The 16 guest boats can anchor closer to things to get to shore landings and snorkeling stuff spending less time in zodiac unless that is the activity for morning or afternoon. You get to know everyone really well on those boats. One thing I didn't realize is that the certified naturalists that must accompany everyone in the national park areas can deal with at most 16 people. This is why those are the common size. You only need one naturalist on board. Hopefully they're really good because you're only going to get their perspective. We have 4 of them on our boat - it could get away with 3 but we go in max groups of 12 on our zodiacs. We get different perspectives from each of them and it's been interesting learning from them all. I like the size we ended up with not feeling too crowded as 100 would likely make me anxious waiting in line for every zodiac excursion.

Day 13: Galápagos Islands (Isla Genovesa), Ecuador.

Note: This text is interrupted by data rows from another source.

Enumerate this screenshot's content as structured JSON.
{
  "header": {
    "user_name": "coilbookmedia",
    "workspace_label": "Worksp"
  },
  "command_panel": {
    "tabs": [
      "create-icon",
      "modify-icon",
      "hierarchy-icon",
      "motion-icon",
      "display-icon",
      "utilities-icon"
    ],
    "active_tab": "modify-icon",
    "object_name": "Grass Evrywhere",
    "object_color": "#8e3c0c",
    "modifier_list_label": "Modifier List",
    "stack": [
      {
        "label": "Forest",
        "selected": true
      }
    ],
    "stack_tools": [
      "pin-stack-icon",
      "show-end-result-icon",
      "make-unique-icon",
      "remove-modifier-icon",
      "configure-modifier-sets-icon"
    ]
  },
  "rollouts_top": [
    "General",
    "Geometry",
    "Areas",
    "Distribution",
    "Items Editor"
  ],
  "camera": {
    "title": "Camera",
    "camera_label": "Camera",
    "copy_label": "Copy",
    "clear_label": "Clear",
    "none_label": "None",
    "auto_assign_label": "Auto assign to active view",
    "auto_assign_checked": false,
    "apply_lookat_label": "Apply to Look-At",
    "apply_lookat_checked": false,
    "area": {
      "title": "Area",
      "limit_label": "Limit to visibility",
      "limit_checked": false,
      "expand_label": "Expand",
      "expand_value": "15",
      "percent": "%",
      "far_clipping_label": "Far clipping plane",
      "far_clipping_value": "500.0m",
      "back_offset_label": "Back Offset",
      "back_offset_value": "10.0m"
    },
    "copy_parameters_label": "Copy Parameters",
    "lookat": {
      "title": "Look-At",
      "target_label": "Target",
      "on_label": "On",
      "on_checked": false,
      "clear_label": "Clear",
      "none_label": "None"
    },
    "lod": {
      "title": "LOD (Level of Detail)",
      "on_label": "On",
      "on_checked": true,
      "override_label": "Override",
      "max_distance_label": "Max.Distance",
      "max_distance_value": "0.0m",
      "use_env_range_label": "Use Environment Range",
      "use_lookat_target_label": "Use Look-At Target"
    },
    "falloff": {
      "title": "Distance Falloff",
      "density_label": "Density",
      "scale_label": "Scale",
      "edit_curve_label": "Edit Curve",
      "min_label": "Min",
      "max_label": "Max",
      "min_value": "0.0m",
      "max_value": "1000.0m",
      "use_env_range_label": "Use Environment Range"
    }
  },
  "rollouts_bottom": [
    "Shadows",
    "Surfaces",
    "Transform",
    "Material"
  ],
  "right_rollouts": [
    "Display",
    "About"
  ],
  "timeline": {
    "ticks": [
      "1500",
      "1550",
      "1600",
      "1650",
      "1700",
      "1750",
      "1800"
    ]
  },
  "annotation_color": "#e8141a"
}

Marc and I found out last night that today was going to be our final day to snorkel. We had a couple of less than awesome snorkel sessions so many of us had high hopes for our last session this morning. But first we had a walk on Isla Genovesa, which one can call a mecca for birds. 

We were on the 1st boat out to shore and the “dry landing” was definitely an adventure. Actually many of the “dry landings”, which mean your feet aren’t supposed to get wet, have been very adventurous with balancing the tide and where the boat is letting off folks. This could be a variation of the boat being a foot under the landing or a foot over the landing depending on the wind. Today we had to be ready to go at the perfect moment for someone to grab you and for you to jump on land. Fortunately no injuries getting out of and back on to the zodiac when we were done with the walk.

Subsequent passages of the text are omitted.